I like using the scope descriptor to see which files a commit is altering

If I commit a single file, it would be nice to have the option to auto-fill the 'scope' dialogue with the name of that file, relative to the root directory.

e.g. if I were to do this:

// in root dir on a clean worktree
$ touch some_dir/some.file
$ git add .
$ cz c

I would expect the cz c dialogue to pop-up, where I can choose fix/feat etc., then when I am asked 'What is the scope of this change?' I would expect the text input to be prefilled with some.file, so I can change it to something else, or just hit enter to continue.

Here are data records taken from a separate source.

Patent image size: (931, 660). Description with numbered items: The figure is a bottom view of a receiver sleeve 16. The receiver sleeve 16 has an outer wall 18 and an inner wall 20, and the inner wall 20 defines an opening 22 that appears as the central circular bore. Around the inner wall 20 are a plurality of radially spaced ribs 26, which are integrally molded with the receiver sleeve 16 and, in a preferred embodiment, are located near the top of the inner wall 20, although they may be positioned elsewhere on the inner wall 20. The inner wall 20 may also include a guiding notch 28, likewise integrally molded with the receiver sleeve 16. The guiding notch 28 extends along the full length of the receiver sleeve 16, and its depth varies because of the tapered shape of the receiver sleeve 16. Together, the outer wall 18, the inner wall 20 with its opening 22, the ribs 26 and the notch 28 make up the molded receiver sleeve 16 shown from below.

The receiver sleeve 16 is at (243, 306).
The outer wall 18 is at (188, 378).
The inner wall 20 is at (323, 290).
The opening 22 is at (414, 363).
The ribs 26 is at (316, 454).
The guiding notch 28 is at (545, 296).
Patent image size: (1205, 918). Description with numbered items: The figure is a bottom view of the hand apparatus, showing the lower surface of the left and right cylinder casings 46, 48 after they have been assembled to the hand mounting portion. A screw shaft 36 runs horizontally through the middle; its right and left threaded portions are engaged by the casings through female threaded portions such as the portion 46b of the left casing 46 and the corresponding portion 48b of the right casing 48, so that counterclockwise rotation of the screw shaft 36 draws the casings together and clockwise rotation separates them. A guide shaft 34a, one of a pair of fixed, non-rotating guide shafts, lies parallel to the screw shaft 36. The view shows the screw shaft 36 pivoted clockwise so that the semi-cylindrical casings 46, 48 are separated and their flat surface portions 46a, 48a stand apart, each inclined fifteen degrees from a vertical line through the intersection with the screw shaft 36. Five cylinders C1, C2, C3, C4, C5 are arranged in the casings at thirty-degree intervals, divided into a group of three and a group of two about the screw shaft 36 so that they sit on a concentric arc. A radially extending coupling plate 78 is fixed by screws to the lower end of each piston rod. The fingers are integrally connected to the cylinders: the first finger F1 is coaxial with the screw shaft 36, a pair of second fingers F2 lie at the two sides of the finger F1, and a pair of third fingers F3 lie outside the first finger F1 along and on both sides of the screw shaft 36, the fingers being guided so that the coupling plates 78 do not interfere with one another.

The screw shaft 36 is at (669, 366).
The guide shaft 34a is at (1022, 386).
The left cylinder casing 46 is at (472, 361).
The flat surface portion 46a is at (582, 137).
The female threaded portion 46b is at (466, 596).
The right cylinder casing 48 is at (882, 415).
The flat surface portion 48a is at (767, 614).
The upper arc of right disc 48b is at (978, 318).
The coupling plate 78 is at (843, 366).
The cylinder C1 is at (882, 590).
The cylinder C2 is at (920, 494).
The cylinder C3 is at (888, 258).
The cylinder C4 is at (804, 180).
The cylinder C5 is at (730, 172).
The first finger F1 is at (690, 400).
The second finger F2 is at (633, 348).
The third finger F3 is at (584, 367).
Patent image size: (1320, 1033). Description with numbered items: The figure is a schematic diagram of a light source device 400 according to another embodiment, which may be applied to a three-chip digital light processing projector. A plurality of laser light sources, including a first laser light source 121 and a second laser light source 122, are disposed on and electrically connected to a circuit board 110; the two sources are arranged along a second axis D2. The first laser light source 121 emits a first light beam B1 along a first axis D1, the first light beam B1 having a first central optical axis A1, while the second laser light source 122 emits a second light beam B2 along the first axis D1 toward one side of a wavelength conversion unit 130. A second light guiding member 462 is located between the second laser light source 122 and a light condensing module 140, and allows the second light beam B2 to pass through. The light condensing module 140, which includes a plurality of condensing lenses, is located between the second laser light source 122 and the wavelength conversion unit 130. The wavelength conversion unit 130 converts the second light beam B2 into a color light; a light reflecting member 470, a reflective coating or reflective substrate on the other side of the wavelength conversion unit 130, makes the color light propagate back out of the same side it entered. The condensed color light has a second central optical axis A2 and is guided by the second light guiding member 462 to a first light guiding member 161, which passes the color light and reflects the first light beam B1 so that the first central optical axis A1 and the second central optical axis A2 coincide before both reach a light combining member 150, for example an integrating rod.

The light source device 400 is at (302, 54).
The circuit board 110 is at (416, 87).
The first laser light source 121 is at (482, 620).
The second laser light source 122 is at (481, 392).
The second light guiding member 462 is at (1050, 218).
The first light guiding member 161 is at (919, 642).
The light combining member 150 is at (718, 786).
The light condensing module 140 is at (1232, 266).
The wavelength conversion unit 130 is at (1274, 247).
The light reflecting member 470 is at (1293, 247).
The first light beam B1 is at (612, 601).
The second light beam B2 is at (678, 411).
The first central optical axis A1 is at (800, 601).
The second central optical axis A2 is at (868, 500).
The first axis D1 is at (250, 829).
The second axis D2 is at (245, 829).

This would not be applicable if a commit contains multiple files, as a file-based scope doesn't make sense there, so I would expect the scope field to be left blank in that case.

Possible Solution

Add a boolean option prefill_scope_for_single_files that defualts to false and when set to true, makes the CLI tool scan for the number of files that have changed upon asking the scope question.

If the number of files is one, grab the filename and pre-fill it as the scope.

Optional: add boolean opt prefill_scope_for_single_files_relative that defaults to false and determines whether the scope should be prefilled with some.file (when opt is false) or some_dir/some.file (when opt is true)

Additional context

This would have to be an opt-in feature for sure as some people skip the scope step.